In Armenia, the art of books is linked to the invention of writing. Until the 5th century AD, the inhabitants of the Armenian plateau had successively used the cuneiform script (Urartu), and later, with the various conquests, Aramaic (the Persian period), Greek (the Hellenistic and Parthian period) and Latin characters (under Roman domination).
Driven by the need to have a specific writing adapted to the language, around the year 405, an Armenian monk, Mesrop Mashtots, invented an alphabet composed of thirty-six letters or graphemes corresponding to the thirty-six phonemes of the oral language used in the 5th century.
The most widely distributed and recognized book in this Christian nation was the first to be transcribed: The Bible.
This allowed the many copyists in monasteries to learn the alphabet, and they acted as network for disseminating Christianity, and thereby strengthening Armenian identity. This transmission of a culture and a religion made it possible for the identity of a civilisation remain intact despite the vicissitudes of history.
The texts were at first, for the most part, religious, biblical (The Bible—Gospels) or liturgical (Lectionaries—Hymnaries—Psalms—Homiliaries, etc.).
From the end of the 9th century, there was an increase in the amount of manuscript works produced, propagating the faith of a people through this fundamental medium which is writing: it is the union of the written word and religion that allowed this people to survive, despite the lack of an organised state.

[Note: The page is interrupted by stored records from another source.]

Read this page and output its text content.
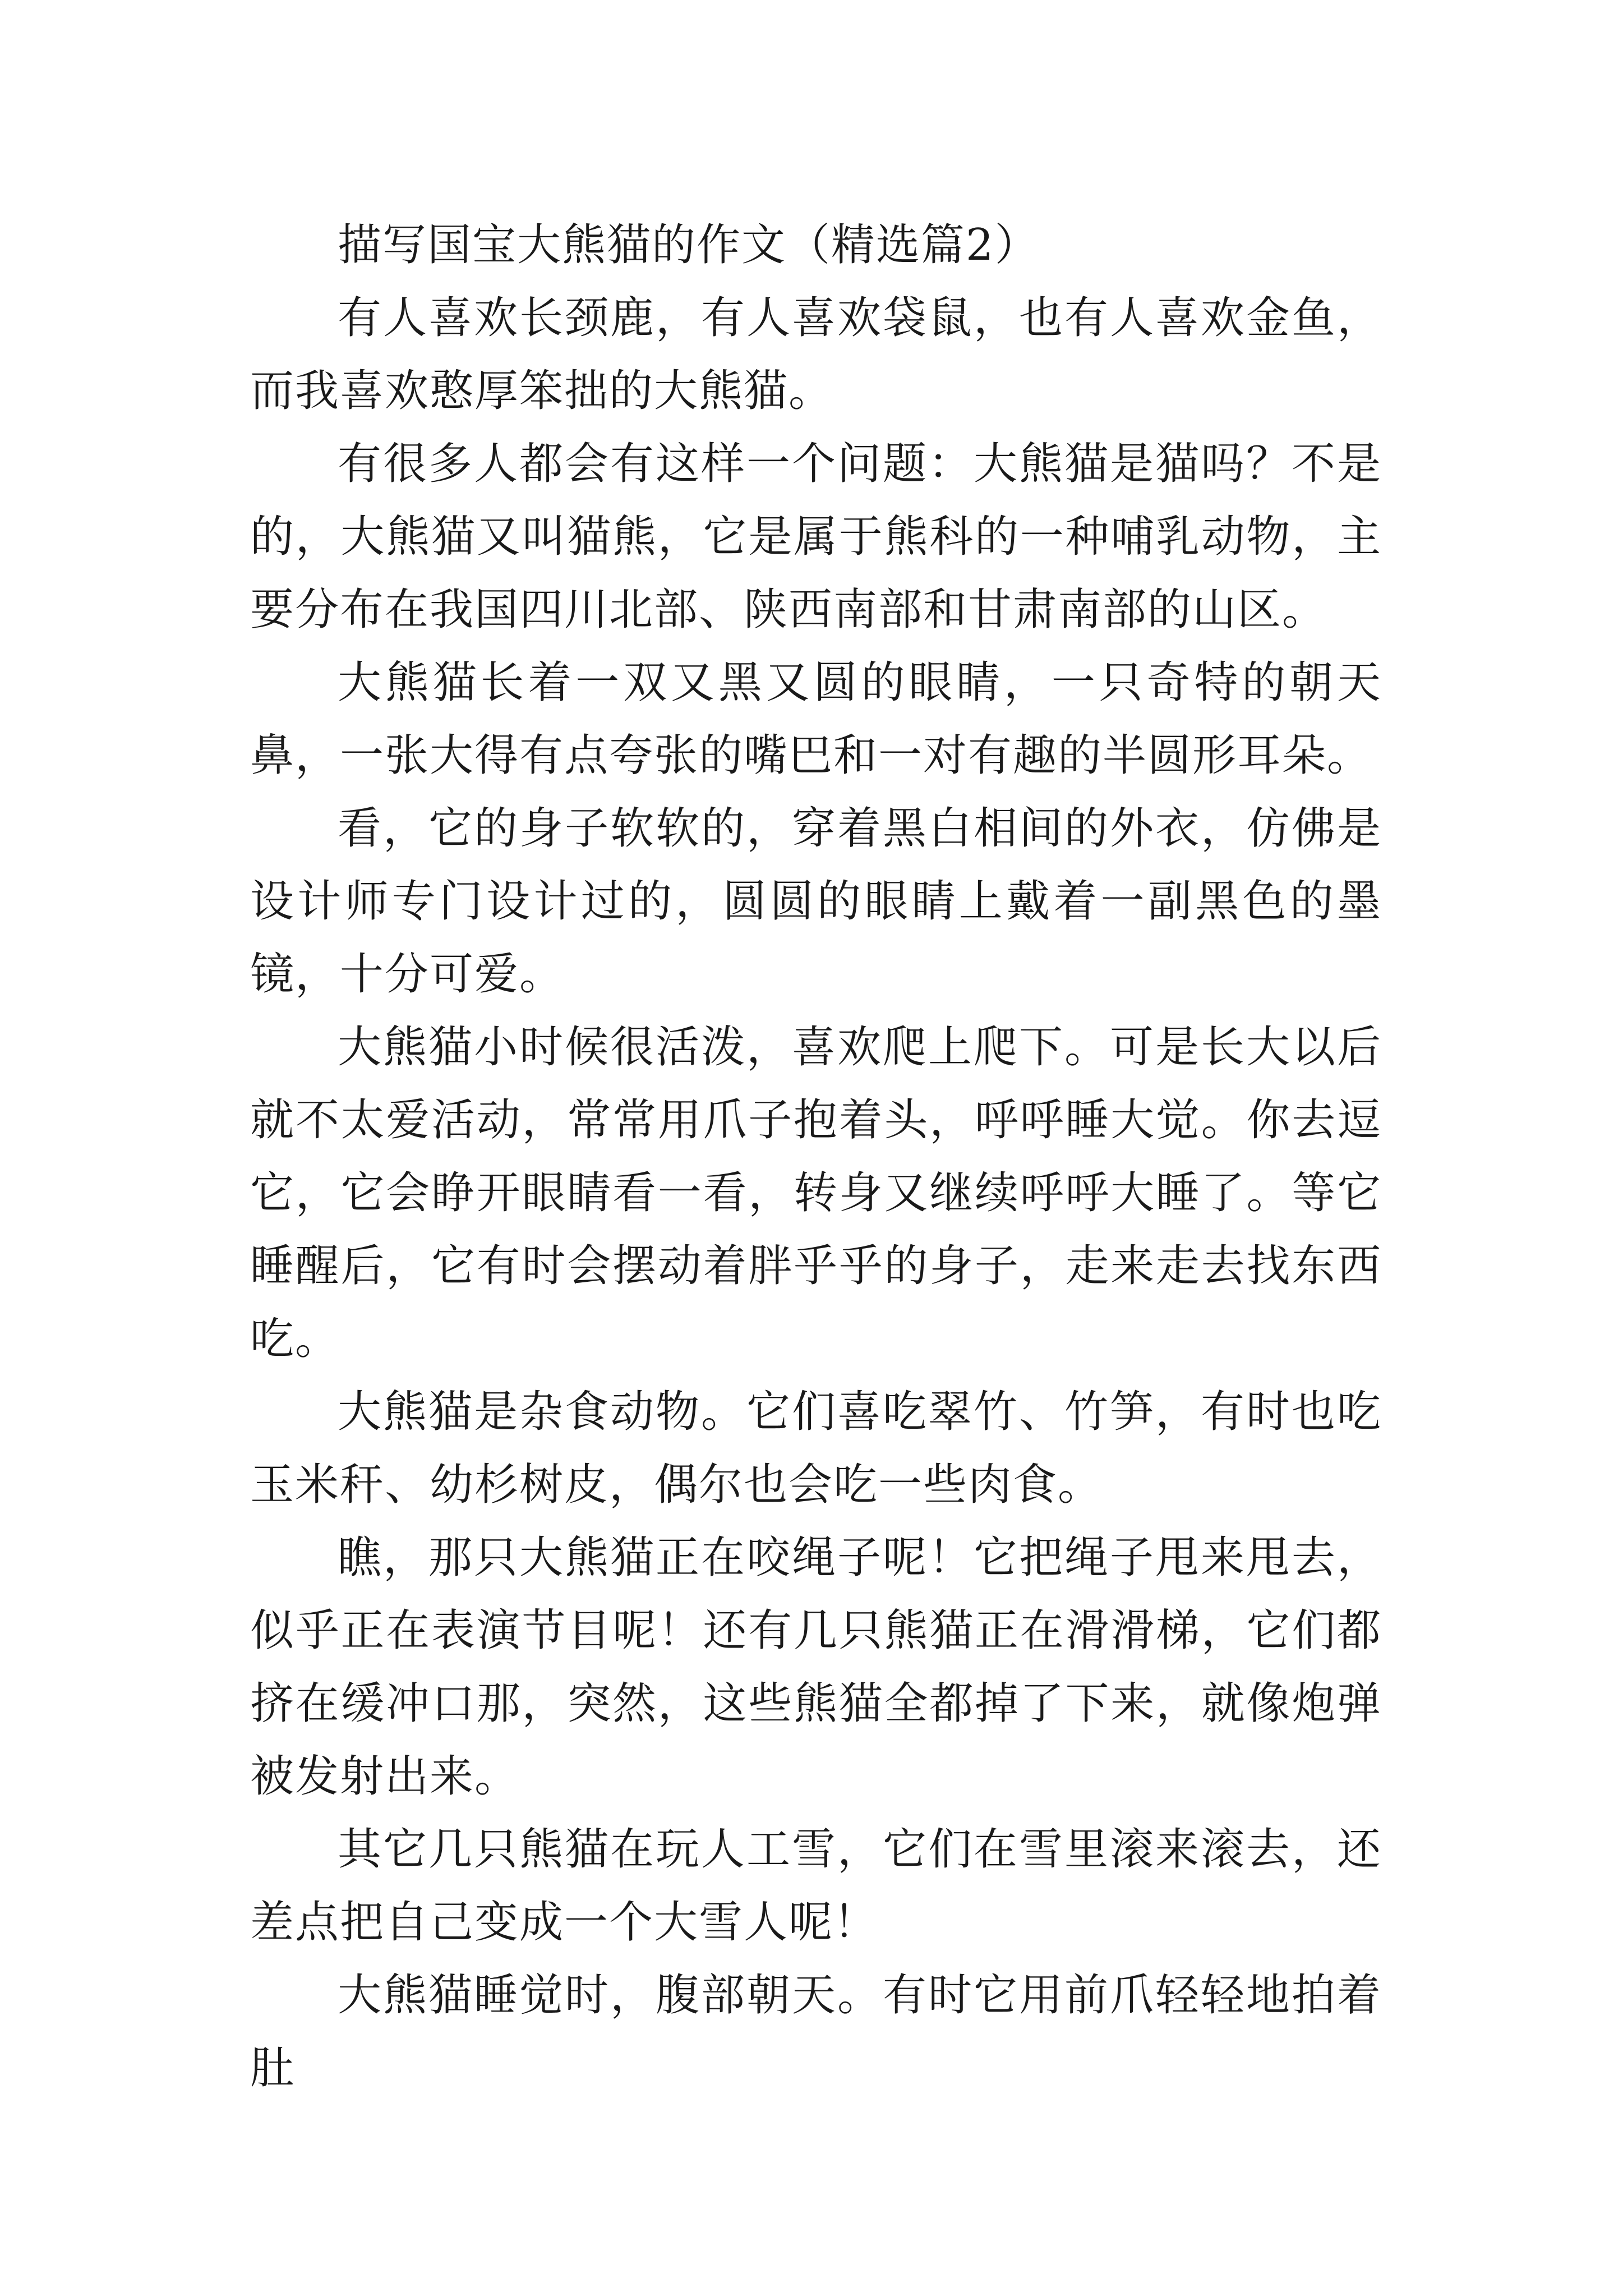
描写国宝大熊猫的作文（精选篇2）

有人喜欢长颈鹿，有人喜欢袋鼠，也有人喜欢金鱼，而我喜欢憨厚笨拙的大熊猫。

有很多人都会有这样一个问题：大熊猫是猫吗？不是的，大熊猫又叫猫熊，它是属于熊科的一种哺乳动物，主要分布在我国四川北部、陕西南部和甘肃南部的山区。

大熊猫长着一双又黑又圆的眼睛，一只奇特的朝天鼻，一张大得有点夸张的嘴巴和一对有趣的半圆形耳朵。

看，它的身子软软的，穿着黑白相间的外衣，仿佛是设计师专门设计过的，圆圆的眼睛上戴着一副黑色的墨镜，十分可爱。

大熊猫小时候很活泼，喜欢爬上爬下。可是长大以后就不太爱活动，常常用爪子抱着头，呼呼睡大觉。你去逗它，它会睁开眼睛看一看，转身又继续呼呼大睡了。等它睡醒后，它有时会摆动着胖乎乎的身子，走来走去找东西吃。

大熊猫是杂食动物。它们喜吃翠竹、竹笋，有时也吃玉米秆、幼杉树皮，偶尔也会吃一些肉食。

瞧，那只大熊猫正在咬绳子呢！它把绳子甩来甩去，似乎正在表演节目呢！还有几只熊猫正在滑滑梯，它们都挤在缓冲口那，突然，这些熊猫全都掉了下来，就像炮弹被发射出来。

其它几只熊猫在玩人工雪，它们在雪里滚来滚去，还差点把自己变成一个大雪人呢！

大熊猫睡觉时，腹部朝天。有时它用前爪轻轻地拍着肚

To embellish the written word, painters assisted the scribes, and it is in books that we find the best expression of Armenian pictorial art.
The Armenian book was printed in 1511, but manuscripts had such a predominant role that, unlike other countries, book printing in Armenia did not fully develop until the 18th century and it was not until the 19th century that it reached the stage where it could actually replace the work performed by hand.